Enough philosophizing! Spigo does not demand screaming attention because of his soft, calm nature. On the contrary, it combines a wonderfully fresh and radiant blue lavender top note with a soothing vanilla base. While I find it difficult to perceive clear woods or herbaceous notes, I can at least sense a citrus prelude for the first few seconds. Although it plays no role in my perception. The actual course of Spigo takes place more in the lavender-vanilla combination, which - funnily enough - for me has a clear resemblance to the WD-40 spray already in the Caron (where we are back to the real men's smells). But unlike the genre-forming older brother, I like the kind of vanilla in the Spigo much more. After the lavender has warped as much as possible, a rich, dark bourbon vanilla peels out. Sweet? Yes, but much less than the vanilla sugar sweetness in the PuHdC. And thus for me in a certain way more masculine, ambry and reassuring.
And when do they wear Spigo now? For me the scent fits perfectly into autumn, sunny days, cool nights.

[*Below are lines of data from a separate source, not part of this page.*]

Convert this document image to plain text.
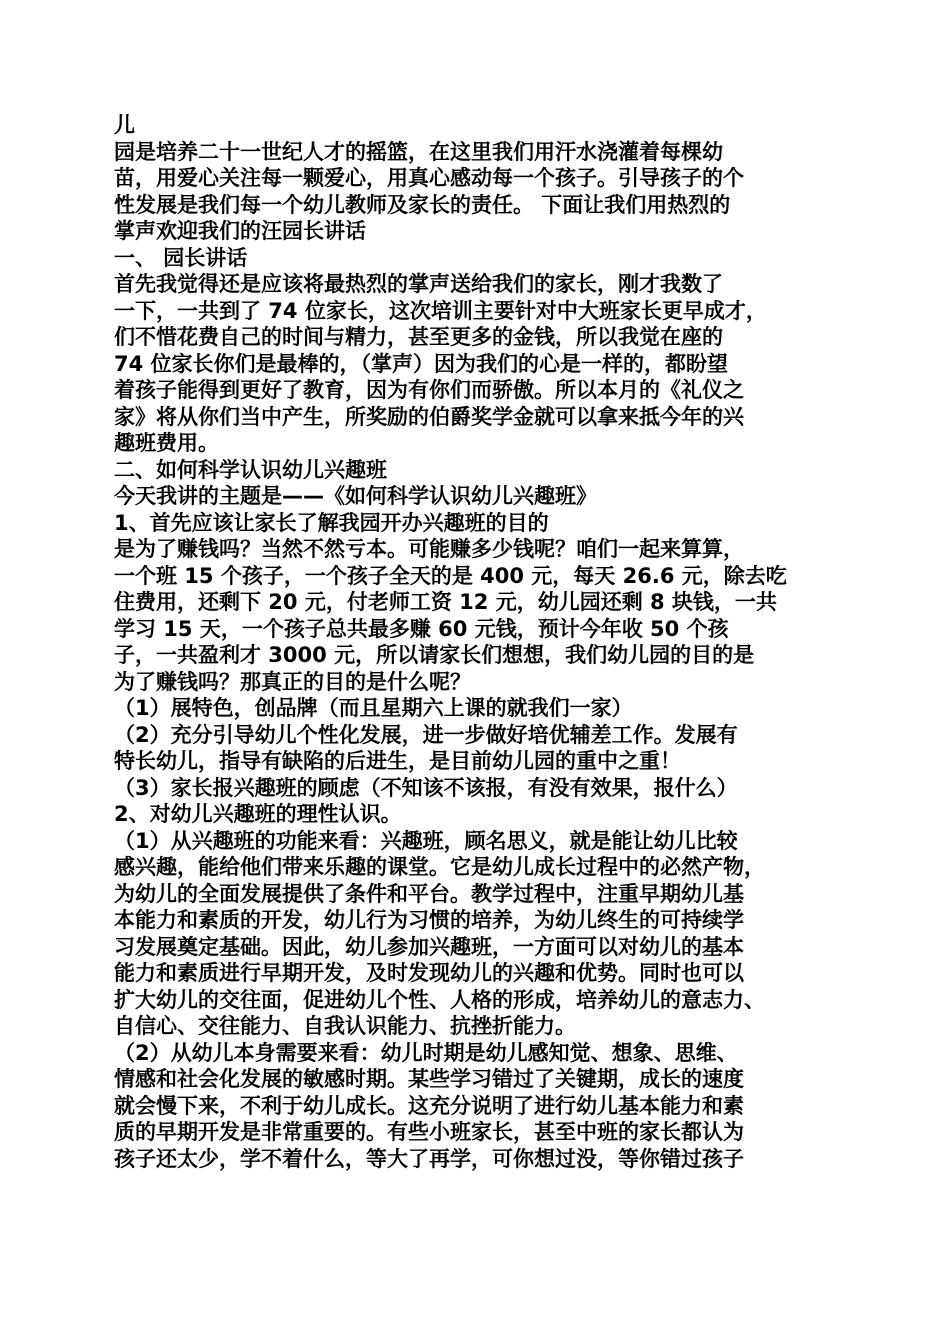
儿
园是培养二十一世纪人才的摇篮，在这里我们用汗水浇灌着每棵幼
苗，用爱心关注每一颗爱心，用真心感动每一个孩子。引导孩子的个
性发展是我们每一个幼儿教师及家长的责任。 下面让我们用热烈的
掌声欢迎我们的汪园长讲话
一、 园长讲话
首先我觉得还是应该将最热烈的掌声送给我们的家长，刚才我数了
一下，一共到了 74 位家长，这次培训主要针对中大班家长更早成才，
们不惜花费自己的时间与精力，甚至更多的金钱，所以我觉在座的
74 位家长你们是最棒的，（掌声）因为我们的心是一样的，都盼望
着孩子能得到更好了教育，因为有你们而骄傲。所以本月的《礼仪之
家》将从你们当中产生，所奖励的伯爵奖学金就可以拿来抵今年的兴
趣班费用。
二、如何科学认识幼儿兴趣班
今天我讲的主题是——《如何科学认识幼儿兴趣班》
1、首先应该让家长了解我园开办兴趣班的目的
是为了赚钱吗？当然不然亏本。可能赚多少钱呢？咱们一起来算算，
一个班 15 个孩子，一个孩子全天的是 400 元，每天 26.6 元，除去吃
住费用，还剩下 20 元，付老师工资 12 元，幼儿园还剩 8 块钱，一共
学习 15 天，一个孩子总共最多赚 60 元钱，预计今年收 50 个孩
子，一共盈利才 3000 元，所以请家长们想想，我们幼儿园的目的是
为了赚钱吗？那真正的目的是什么呢？
（1）展特色，创品牌（而且星期六上课的就我们一家）
（2）充分引导幼儿个性化发展，进一步做好培优辅差工作。发展有
特长幼儿，指导有缺陷的后进生，是目前幼儿园的重中之重！
（3）家长报兴趣班的顾虑（不知该不该报，有没有效果，报什么）
2、对幼儿兴趣班的理性认识。
（1）从兴趣班的功能来看：兴趣班，顾名思义，就是能让幼儿比较
感兴趣，能给他们带来乐趣的课堂。它是幼儿成长过程中的必然产物，
为幼儿的全面发展提供了条件和平台。教学过程中，注重早期幼儿基
本能力和素质的开发，幼儿行为习惯的培养，为幼儿终生的可持续学
习发展奠定基础。因此，幼儿参加兴趣班，一方面可以对幼儿的基本
能力和素质进行早期开发，及时发现幼儿的兴趣和优势。同时也可以
扩大幼儿的交往面，促进幼儿个性、人格的形成，培养幼儿的意志力、
自信心、交往能力、自我认识能力、抗挫折能力。
（2）从幼儿本身需要来看：幼儿时期是幼儿感知觉、想象、思维、
情感和社会化发展的敏感时期。某些学习错过了关键期，成长的速度
就会慢下来，不利于幼儿成长。这充分说明了进行幼儿基本能力和素
质的早期开发是非常重要的。有些小班家长，甚至中班的家长都认为
孩子还太少，学不着什么，等大了再学，可你想过没，等你错过孩子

A warm hug is already good - and it will certainly still do it in the approaching winter!

In conclusion, I find it hard to understand why a lavender-vanilla fragrance can be worn more by men than by women, so ladies, please test it! If you like beautiful lavender notes and one of the most beautiful bourbon vanilla notes, you are absolutely right here. I like Spigo better in every aspect than the - not really - fragrance twin from Caron!